Pensando na continuidade das penas alternativas para usuários, pensando que pena é sempre pena, de que pena pode vir associado a um tratamento compulsório, pôde-se concluir que o tratamento compulsório continua tendo duas camadas básicas que se lastreia por todo o proibicionismo. “Quero citar a primeira camada, que é o repúdio moral ao uso de alguma substância, não é abolido com penas alternativas mas, sim reforçado. Uma outra camada, também lastreia todo o proibicionismo, é o repúdio sanitário e higienista ao uso de substâncias psicoativas, não é abolido com as penas alternativas. Continua-se lá, ou seja, os dois princípios básicos que é o repúdio moral e o repúdio sanitarista (há 100 anos). Continuam intocados com discurso que investe na lógica do usuário como doente”, ele avaliou.
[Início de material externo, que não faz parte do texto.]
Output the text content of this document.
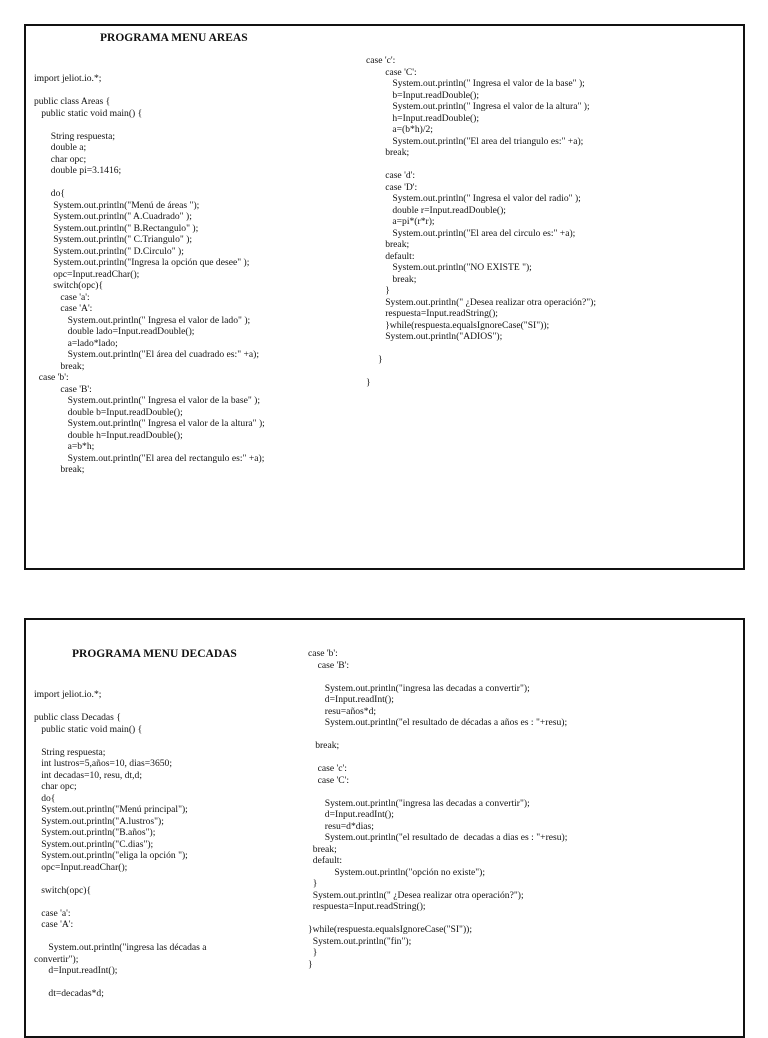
PROGRAMA MENU AREAS
import jeliot.io.*;
public class Areas {
public static void main() {
String respuesta;
double a;
char opc;
double pi=3.1416;
do{
System.out.println("Menú de áreas ");
System.out.println(" A.Cuadrado" );
System.out.println(" B.Rectangulo" );
System.out.println(" C.Triangulo" );
System.out.println(" D.Circulo" );
System.out.println("Ingresa la opción que desee" );
opc=Input.readChar();
switch(opc){
case 'a':
case 'A':
System.out.println(" Ingresa el valor de lado" );
double lado=Input.readDouble();
a=lado*lado;
System.out.println("El área del cuadrado es:" +a);
break;
case 'b':
case 'B':
System.out.println(" Ingresa el valor de la base" );
double b=Input.readDouble();
System.out.println(" Ingresa el valor de la altura" );
double h=Input.readDouble();
a=b*h;
System.out.println("El area del rectangulo es:" +a);
break;
case 'c':
case 'C':
System.out.println(" Ingresa el valor de la base" );
b=Input.readDouble();
System.out.println(" Ingresa el valor de la altura" );
h=Input.readDouble();
a=(b*h)/2;
System.out.println("El area del triangulo es:" +a);
break;
case 'd':
case 'D':
System.out.println(" Ingresa el valor del radio" );
double r=Input.readDouble();
a=pi*(r*r);
System.out.println("El area del circulo es:" +a);
break;
default:
System.out.println("NO EXISTE ");
break;
}
System.out.println(" ¿Desea realizar otra operación?");
respuesta=Input.readString();
}while(respuesta.equalsIgnoreCase("SI"));
System.out.println("ADIOS");
}
}
PROGRAMA MENU DECADAS
import jeliot.io.*;
public class Decadas {
public static void main() {
String respuesta;
int lustros=5,años=10, dias=3650;
int decadas=10, resu, dt,d;
char opc;
do{
System.out.println("Menú principal");
System.out.println("A.lustros");
System.out.println("B.años");
System.out.println("C.dias");
System.out.println("eliga la opción ");
opc=Input.readChar();
switch(opc){
case 'a':
case 'A':
System.out.println("ingresa las décadas a
convertir");
d=Input.readInt();
dt=decadas*d;
case 'b':
case 'B':
System.out.println("ingresa las decadas a convertir");
d=Input.readInt();
resu=años*d;
System.out.println("el resultado de décadas a años es : "+resu);
break;
case 'c':
case 'C':
System.out.println("ingresa las decadas a convertir");
d=Input.readInt();
resu=d*dias;
System.out.println("el resultado de  decadas a dias es : "+resu);
break;
default:
System.out.println("opción no existe");
}
System.out.println(" ¿Desea realizar otra operación?");
respuesta=Input.readString();
}while(respuesta.equalsIgnoreCase("SI"));
System.out.println("fin");
}
}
Além disso, existe a questão dos discursos da militância do pró usuário, que corre o risco (talvez involuntário) de ser amplamente político. Para Freitas, os discursos de militância não lida com o tema dos traficantes, com o tema das penas alternativas e “não ataca de frente a lógica da cultura do castigo e da repressão”. O discurso pró saúde pública, pode involuntariamente reforçar o punitivismo — “o discurso ‘ser uma erva natural que não pode te prejudicar’ é um discurso proibicionista porque ele elege, por exemplo, a maconha como não prejudicial e elege todas as outras drogas como prejudicial. Então, esse discurso de problematização muitas vezes falta uma reflexão mais aprofundada sobre os temas”, remitiu.